Guidelines for model adaptation: a study of the transferability of a
general seagrass ecosystem DBN model
Abstract
Ecological models are extensively and increasingly used in support of
environmental policy and decision making. Dynamic Bayesian Networks
(DBN) as a tool for conservation have been demonstrated to be a valuable
tool for providing a systematic and intuitive approach to integrating
data and other critical information to help guide the decision-making
process. However, data for a new ecosystem are often sparse. In this
case, a general DBN developed for similar ecosystems could be
applicable, but this may require the adaptation of key elements of the
network. The research presented in this paper focused on a case study to
identify and implement guidelines for model adaptation. We adapted a
general DBN of a seagrass ecosystem to a new location where nodes were
similar, but the conditional probability tables varied. We focused on
two species of seagrass (Zostera noltei and Z. marina)

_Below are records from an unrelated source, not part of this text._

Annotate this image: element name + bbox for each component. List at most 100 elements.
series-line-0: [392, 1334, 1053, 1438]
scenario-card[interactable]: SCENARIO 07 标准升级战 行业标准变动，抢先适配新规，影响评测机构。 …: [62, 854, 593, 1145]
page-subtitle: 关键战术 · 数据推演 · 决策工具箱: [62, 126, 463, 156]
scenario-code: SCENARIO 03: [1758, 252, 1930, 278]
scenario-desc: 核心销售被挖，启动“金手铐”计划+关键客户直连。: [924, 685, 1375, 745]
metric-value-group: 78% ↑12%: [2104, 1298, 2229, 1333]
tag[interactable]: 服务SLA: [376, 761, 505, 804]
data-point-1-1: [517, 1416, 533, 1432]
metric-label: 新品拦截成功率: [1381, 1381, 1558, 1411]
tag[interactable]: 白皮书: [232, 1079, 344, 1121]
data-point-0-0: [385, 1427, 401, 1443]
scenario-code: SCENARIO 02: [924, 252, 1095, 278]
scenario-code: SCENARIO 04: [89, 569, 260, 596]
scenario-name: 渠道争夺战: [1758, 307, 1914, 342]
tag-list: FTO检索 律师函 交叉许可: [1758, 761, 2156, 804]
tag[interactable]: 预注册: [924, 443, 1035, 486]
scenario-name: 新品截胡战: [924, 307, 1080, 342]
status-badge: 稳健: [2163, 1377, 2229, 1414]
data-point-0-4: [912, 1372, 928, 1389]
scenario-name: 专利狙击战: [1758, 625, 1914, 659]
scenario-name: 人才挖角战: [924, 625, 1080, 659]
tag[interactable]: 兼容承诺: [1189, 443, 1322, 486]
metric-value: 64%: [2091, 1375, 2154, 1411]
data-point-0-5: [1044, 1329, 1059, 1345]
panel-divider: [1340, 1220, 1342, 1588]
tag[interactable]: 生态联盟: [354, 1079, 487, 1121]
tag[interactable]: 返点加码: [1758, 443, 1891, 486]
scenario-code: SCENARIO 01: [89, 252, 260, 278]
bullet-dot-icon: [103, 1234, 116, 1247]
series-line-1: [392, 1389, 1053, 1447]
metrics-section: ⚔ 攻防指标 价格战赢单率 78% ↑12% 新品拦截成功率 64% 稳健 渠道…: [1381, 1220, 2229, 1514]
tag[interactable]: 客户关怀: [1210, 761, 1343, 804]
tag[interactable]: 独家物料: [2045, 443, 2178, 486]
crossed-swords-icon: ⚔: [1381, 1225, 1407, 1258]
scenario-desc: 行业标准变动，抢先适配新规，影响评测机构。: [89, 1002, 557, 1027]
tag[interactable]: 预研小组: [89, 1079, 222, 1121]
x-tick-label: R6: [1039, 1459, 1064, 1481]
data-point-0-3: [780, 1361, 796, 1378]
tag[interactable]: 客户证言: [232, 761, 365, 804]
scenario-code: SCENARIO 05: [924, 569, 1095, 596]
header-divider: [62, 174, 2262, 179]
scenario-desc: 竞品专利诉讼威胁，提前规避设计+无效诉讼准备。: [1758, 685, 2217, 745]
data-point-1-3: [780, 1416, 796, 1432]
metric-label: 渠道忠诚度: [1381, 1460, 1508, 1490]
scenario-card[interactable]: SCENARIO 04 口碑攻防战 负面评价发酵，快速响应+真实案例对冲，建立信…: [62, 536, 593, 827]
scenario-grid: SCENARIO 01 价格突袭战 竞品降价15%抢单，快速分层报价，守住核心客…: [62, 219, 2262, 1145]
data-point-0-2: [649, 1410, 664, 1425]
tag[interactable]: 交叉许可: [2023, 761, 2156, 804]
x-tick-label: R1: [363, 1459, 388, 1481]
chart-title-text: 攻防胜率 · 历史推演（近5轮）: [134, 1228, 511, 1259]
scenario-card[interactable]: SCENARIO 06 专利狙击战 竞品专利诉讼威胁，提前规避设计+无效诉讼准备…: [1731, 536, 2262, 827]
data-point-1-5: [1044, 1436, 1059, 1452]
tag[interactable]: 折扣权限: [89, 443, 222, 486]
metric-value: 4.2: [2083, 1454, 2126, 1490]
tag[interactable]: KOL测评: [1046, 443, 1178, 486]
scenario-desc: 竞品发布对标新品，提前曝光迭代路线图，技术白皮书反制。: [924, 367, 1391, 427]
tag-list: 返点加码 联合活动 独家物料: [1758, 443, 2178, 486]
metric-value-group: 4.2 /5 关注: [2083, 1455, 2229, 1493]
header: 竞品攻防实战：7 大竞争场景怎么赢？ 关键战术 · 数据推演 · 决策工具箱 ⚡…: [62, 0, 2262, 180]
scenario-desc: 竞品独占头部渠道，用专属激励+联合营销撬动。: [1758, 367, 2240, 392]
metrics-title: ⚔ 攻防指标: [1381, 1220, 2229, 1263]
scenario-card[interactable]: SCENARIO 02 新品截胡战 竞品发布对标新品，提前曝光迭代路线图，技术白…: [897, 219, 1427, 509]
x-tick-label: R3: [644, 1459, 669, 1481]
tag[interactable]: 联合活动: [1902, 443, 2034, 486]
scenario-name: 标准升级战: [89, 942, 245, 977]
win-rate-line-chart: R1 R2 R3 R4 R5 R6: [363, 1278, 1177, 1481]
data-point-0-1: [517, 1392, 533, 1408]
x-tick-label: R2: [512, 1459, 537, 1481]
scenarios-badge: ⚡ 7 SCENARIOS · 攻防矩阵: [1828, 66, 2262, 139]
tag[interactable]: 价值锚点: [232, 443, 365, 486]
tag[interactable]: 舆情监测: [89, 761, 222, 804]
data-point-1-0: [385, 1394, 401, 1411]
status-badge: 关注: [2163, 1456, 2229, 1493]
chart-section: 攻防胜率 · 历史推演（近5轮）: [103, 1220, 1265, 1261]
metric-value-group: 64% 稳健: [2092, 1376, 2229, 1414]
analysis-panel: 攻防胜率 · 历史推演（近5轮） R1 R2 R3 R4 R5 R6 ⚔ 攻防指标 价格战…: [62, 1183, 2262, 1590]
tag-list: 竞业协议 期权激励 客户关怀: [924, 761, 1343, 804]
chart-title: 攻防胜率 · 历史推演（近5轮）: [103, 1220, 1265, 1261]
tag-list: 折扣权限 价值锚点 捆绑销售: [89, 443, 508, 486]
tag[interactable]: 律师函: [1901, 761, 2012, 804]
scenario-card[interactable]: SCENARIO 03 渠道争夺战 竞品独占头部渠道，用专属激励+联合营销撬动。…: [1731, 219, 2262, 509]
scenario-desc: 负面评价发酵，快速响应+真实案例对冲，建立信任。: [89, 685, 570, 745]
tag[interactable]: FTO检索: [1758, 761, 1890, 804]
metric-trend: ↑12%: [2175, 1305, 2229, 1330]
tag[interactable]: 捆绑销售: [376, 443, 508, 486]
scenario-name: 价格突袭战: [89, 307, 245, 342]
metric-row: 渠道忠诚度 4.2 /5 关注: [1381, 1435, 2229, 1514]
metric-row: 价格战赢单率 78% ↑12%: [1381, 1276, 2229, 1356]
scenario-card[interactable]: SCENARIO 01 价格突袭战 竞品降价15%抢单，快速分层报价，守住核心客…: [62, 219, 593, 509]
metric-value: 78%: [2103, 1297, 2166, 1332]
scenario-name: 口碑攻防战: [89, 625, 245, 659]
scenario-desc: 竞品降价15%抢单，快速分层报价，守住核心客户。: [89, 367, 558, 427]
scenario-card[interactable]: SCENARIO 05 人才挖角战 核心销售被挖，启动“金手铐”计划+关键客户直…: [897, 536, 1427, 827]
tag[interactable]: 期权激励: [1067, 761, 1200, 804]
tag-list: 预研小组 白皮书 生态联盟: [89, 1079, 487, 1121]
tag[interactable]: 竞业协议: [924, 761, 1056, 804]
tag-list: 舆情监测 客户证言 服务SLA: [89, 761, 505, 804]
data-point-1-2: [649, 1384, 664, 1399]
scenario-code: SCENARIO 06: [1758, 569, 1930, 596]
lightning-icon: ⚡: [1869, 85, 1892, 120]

located in Arcachon Bay, France. Expert knowledge was used to complement
peer-reviewed literature to identify which components needed adjustment
including parameterisation and quantification of the model and desired
outcomes. We adopted both linguistic labels and scenario-based
elicitation to elicit from experts the conditional probabilities used to
quantify the DBN. Following the proposed guidelines, the model structure
of the DBN was retained, but the conditional probability tables were
adapted for nodes that characterised the growth dynamics in
Zostera spp. population located in Arcachon Bay, as well as the
seasonal variation on their reproduction. Particular attention was paid
to the light variable as it is a crucial driver of growth and physiology
for seagrasses. Our guidelines provide a way to adapt a general DBN to
specific ecosystems to maximise model reuse and minimise re-development
effort. Especially important from a transferability perspective are
guidelines for ecosystems with limited data, and how simulation and
prior predictive approaches can be used in these contexts.